The European Central Bank has unveiled a new set of banking plans that will allow failing banks to freeze their deposits in the event of an economic catastrophe to prevent further bank failures.
Called a “moratorium tool,” the freeze would be temporary and would affect all of a bank’s liabilities, including cash deposits, meaning people with bank accounts would not be able to access their own money until the freeze is lifted. The idea is to prevent a “bank run” if a financial institution is determined to be “failing or likely to fail.”
The move suggests Europe is anticipating some kind of economic calamity they haven’t yet made public. In 2008, the global recession and subsequent loss of both investors and depositors led to the failure of a number of large bank corporations. While most countries in the EU seem to support the plan, the Bank of England is adamantly opposed, saying the plan itself could lead to financial instability.
Currently, the ECB allows local banks to freeze derivatives and bonds for up to 48 hours after they fail.
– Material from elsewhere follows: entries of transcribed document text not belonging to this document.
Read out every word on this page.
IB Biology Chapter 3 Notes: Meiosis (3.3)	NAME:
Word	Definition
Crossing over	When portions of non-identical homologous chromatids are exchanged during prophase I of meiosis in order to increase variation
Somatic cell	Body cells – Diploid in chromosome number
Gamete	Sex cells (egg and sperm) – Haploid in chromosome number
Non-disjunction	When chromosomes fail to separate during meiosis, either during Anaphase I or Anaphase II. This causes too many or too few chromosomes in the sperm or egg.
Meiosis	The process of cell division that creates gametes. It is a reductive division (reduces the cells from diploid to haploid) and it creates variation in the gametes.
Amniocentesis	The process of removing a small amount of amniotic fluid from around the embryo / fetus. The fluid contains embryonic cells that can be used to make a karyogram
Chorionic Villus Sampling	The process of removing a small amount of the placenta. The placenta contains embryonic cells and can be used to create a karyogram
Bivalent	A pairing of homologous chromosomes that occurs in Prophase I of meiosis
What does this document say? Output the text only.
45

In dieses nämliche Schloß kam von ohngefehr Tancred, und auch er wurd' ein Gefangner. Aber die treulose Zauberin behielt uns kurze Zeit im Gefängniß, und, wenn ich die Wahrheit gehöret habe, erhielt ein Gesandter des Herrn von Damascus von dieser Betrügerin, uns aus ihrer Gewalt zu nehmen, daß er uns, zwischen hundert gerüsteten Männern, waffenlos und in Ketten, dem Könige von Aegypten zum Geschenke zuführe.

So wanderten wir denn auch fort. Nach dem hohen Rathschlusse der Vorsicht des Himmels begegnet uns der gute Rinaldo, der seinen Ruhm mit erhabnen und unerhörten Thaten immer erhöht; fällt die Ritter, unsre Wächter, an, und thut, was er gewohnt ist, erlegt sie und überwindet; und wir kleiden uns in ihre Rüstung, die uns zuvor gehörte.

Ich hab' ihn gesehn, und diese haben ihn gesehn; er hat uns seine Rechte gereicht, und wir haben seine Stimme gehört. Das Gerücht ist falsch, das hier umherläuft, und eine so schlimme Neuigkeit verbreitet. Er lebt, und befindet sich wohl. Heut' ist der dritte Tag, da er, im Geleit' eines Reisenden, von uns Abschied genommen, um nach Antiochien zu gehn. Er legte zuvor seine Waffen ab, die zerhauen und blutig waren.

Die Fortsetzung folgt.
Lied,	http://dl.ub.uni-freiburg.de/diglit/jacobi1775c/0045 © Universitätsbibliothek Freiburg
Extending the freeze to five days, however, could create a default spiral for guarantors of those investments, which is the BoE’s biggest concern.
So far this year, four banks have found themselves on the verge of collapse. In Italy, however, many banks are teetering just on the edge of disaster due to “toxic” levels of outstanding loans that most believe will never be paid off. The world’s oldest bank, Monte Dei Paschi di Siena in Italy, received a $6.4 billion EU bailout in February.